「赤い糸を盗る」 プロローグ
女の吐息が漏れる。
男が女の頭を撫で、甘い声を耳に囁く。
女は一瞬ぴくりと体を動かすも男の優しくあたたかい言葉に緊張と罪悪感が薄れ、薄く微笑み男の胸に頭を委ねる。
男は泣いている女を優しく撫で続ける。
ぽつり、ぽつりと女は憂いの言葉を呟く。男はその一言一言に頷き真摯に受け止める。
その真摯に受け止めてくれることに女はさらに安心し、体を男に委ねる。
男は委ねられた女の体を受け止め、ゆっくりと抱きしめる。一枚の白い羽を受け止めるように優しく包み込む。
女が受け止められない現実を、いつも男は受け入れ優しい言葉をそっと投げかけ一緒に受け入れてくれる。
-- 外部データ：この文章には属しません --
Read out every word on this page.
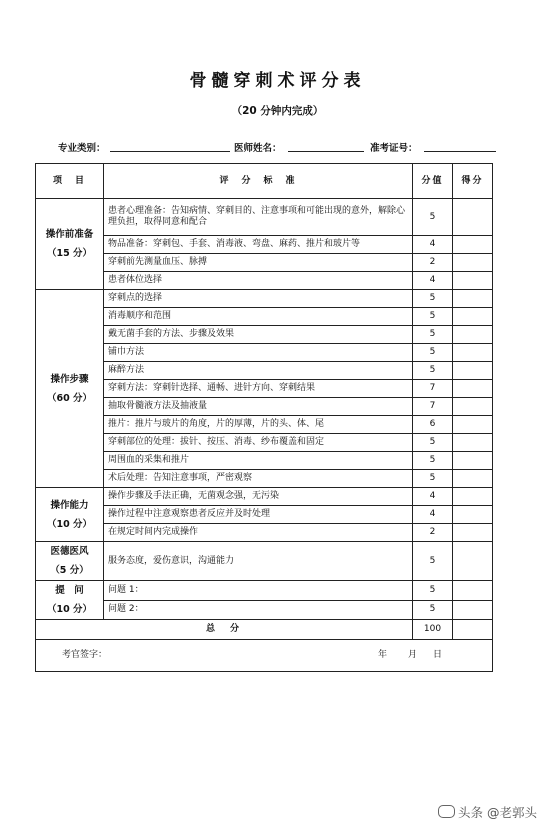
骨髓穿刺术评分表
（20 分钟内完成）
专业类别：	医师姓名：	准考证号：
项　目	评　分　标　准	分值	得分

操作前准备
（15 分）	患者心理准备：告知病情、穿刺目的、注意事项和可能出现的意外，解除心理负担，取得同意和配合	5	
	物品准备：穿刺包、手套、消毒液、弯盘、麻药、推片和玻片等	4	
	穿刺前先测量血压、脉搏	2	
	患者体位选择	4	

操作步骤
（60 分）	穿刺点的选择	5	
	消毒顺序和范围	5	
	戴无菌手套的方法、步骤及效果	5	
	铺巾方法	5	
	麻醉方法	5	
	穿刺方法：穿刺针选择、通畅、进针方向、穿刺结果	7	
	抽取骨髓液方法及抽液量	7	
	推片：推片与玻片的角度，片的厚薄，片的头、体、尾	6	
	穿刺部位的处理：拔针、按压、消毒、纱布覆盖和固定	5	
	周围血的采集和推片	5	
	术后处理：告知注意事项，严密观察	5	

操作能力
（10 分）	操作步骤及手法正确，无菌观念强，无污染	4	
	操作过程中注意观察患者反应并及时处理	4	
	在规定时间内完成操作	2	

医德医风
（5 分）	服务态度，爱伤意识，沟通能力	5	

提　问
（10 分）	问题 1：	5	
	问题 2：	5	
总　分		100	

考官签字： 年 月 日			
头条 @老郭头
心の中でわかっていても、改めてその男の口から言われるととても安心した。まるで自分の存在そのものが受け入れてくれているようで、女は自分を保てた。
どうしてこんなに自分に優しくしてくれるのだろうと女は毎回考える。
決して、こんな風に自分を受け入れる義理なんてないのに。いや、本当はわかっていた。
男も、女を求めていた。いつも笑っている姿からは想像もできないくらいの葛藤を常に抱えていて、それを誰にも受け止めてくれない。
だから、男も女を求めていた。
男は自分の胸にぽっかりと空いたところに女を入れることによってでしか、その空虚な穴を埋めることができないのだ。
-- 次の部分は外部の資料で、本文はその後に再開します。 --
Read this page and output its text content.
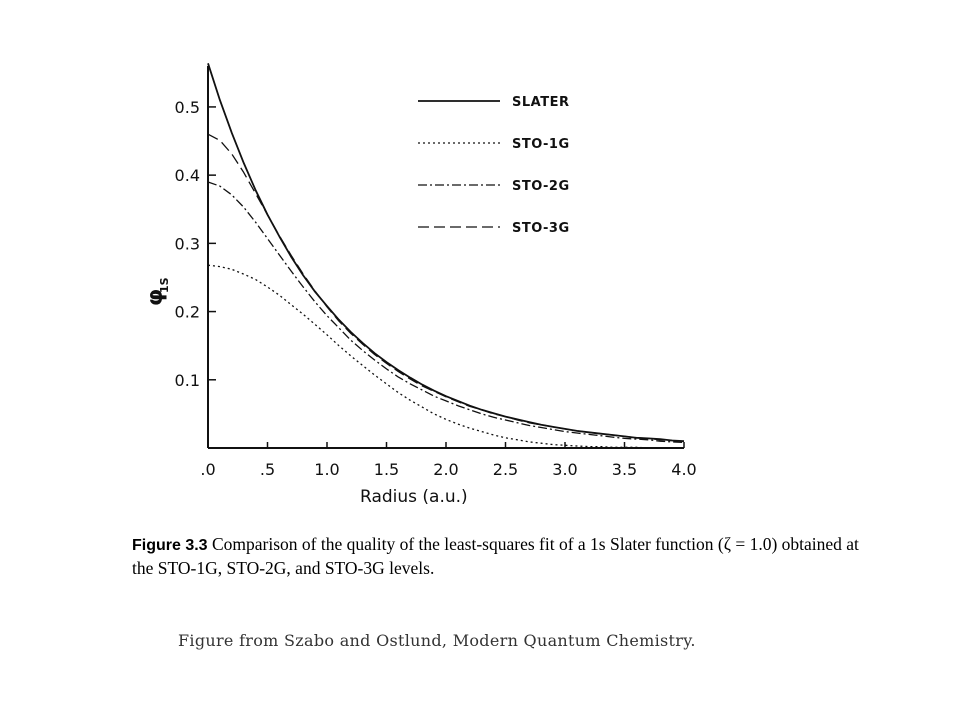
.0	.5 1.0 1.5 2.0 2.5 3.0 3.5 4.0
0.1
0.2
0.3
0.4
0.5	SLATER
STO-1G
STO-2G
STO-3G
Radius (a.u.)
φ
1S
Figure 3.3 Comparison of the quality of the least-squares fit of a 1s Slater function (ζ = 1.0) obtained at the STO-1G, STO-2G, and STO-3G levels.
Figure from Szabo and Ostlund, Modern Quantum Chemistry.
自分の涙や憂いの言葉でその穴を埋められるのであれば、それは自分にできることだと、女は思い続けている。
それが今の自分にしかできないことだと思っている。
女には罪悪感があった。自分が間違ったことをしているという自覚はある。
それでも求めてしまうのだ。
伸ばしても届かない太陽に身を焦がすより、月のようにそっと暗闇を照らす男が傍にいてくれることに安心してしまうのだ。
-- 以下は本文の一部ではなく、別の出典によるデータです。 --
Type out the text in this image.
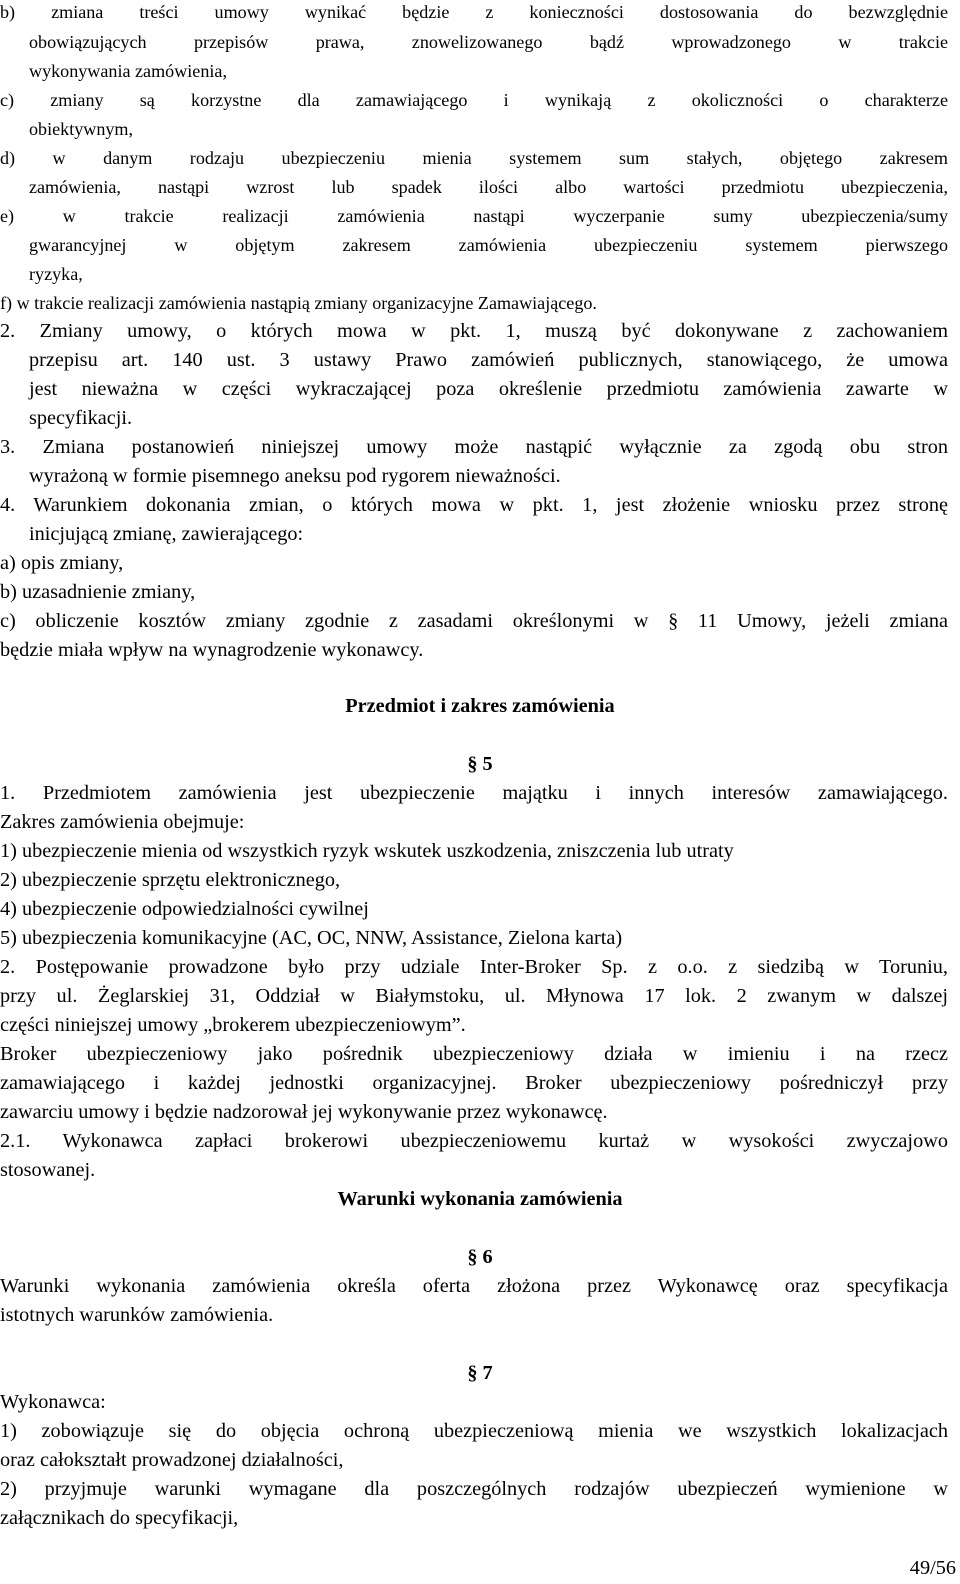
b) zmiana treści umowy wynikać będzie z konieczności dostosowania do bezwzględnie
obowiązujących przepisów prawa, znowelizowanego bądź wprowadzonego w trakcie
wykonywania zamówienia,
c) zmiany są korzystne dla zamawiającego i wynikają z okoliczności o charakterze
obiektywnym,
d) w danym rodzaju ubezpieczeniu mienia systemem sum stałych, objętego zakresem
zamówienia, nastąpi wzrost lub spadek ilości albo wartości przedmiotu ubezpieczenia,
e) w trakcie realizacji zamówienia nastąpi wyczerpanie sumy ubezpieczenia/sumy
gwarancyjnej w objętym zakresem zamówienia ubezpieczeniu systemem pierwszego
ryzyka,
f) w trakcie realizacji zamówienia nastąpią zmiany organizacyjne Zamawiającego.
2. Zmiany umowy, o których mowa w pkt. 1, muszą być dokonywane z zachowaniem
przepisu art. 140 ust. 3 ustawy Prawo zamówień publicznych, stanowiącego, że umowa
jest nieważna w części wykraczającej poza określenie przedmiotu zamówienia zawarte w
specyfikacji.
3. Zmiana postanowień niniejszej umowy może nastąpić wyłącznie za zgodą obu stron
wyrażoną w formie pisemnego aneksu pod rygorem nieważności.
4. Warunkiem dokonania zmian, o których mowa w pkt. 1, jest złożenie wniosku przez stronę
inicjującą zmianę, zawierającego:
a) opis zmiany,
b) uzasadnienie zmiany,
c) obliczenie kosztów zmiany zgodnie z zasadami określonymi w § 11 Umowy, jeżeli zmiana
będzie miała wpływ na wynagrodzenie wykonawcy.
Przedmiot i zakres zamówienia
§ 5
1. Przedmiotem zamówienia jest ubezpieczenie majątku i innych interesów zamawiającego.
Zakres zamówienia obejmuje:
1) ubezpieczenie mienia od wszystkich ryzyk wskutek uszkodzenia, zniszczenia lub utraty
2) ubezpieczenie sprzętu elektronicznego,
4) ubezpieczenie odpowiedzialności cywilnej
5) ubezpieczenia komunikacyjne (AC, OC, NNW, Assistance, Zielona karta)
2. Postępowanie prowadzone było przy udziale Inter-Broker Sp. z o.o. z siedzibą w Toruniu,
przy ul. Żeglarskiej 31, Oddział w Białymstoku, ul. Młynowa 17 lok. 2 zwanym w dalszej
części niniejszej umowy „brokerem ubezpieczeniowym”.
Broker ubezpieczeniowy jako pośrednik ubezpieczeniowy działa w imieniu i na rzecz
zamawiającego i każdej jednostki organizacyjnej. Broker ubezpieczeniowy pośredniczył przy
zawarciu umowy i będzie nadzorował jej wykonywanie przez wykonawcę.
2.1. Wykonawca zapłaci brokerowi ubezpieczeniowemu kurtaż w wysokości zwyczajowo
stosowanej.
Warunki wykonania zamówienia
§ 6
Warunki wykonania zamówienia określa oferta złożona przez Wykonawcę oraz specyfikacja
istotnych warunków zamówienia.
§ 7
Wykonawca:
1) zobowiązuje się do objęcia ochroną ubezpieczeniową mienia we wszystkich lokalizacjach
oraz całokształt prowadzonej działalności,
2) przyjmuje warunki wymagane dla poszczególnych rodzajów ubezpieczeń wymienione w
załącznikach do specyfikacji,
49/56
女が求める気持ちを理解してしまうからこそ、求められたら応えることしかできなかった。
届かないからこそ、届けたいと思う気持ちが痛いほどわかる。
だからこうして、誰に言われたわけではないが、傍にいなくてはならない気がするのだ。
男の抱きしめる力が強くなり、それに呼応するように女も強く抱きしめる。
そして、ふたりは離れ、そっと、口づけをする――。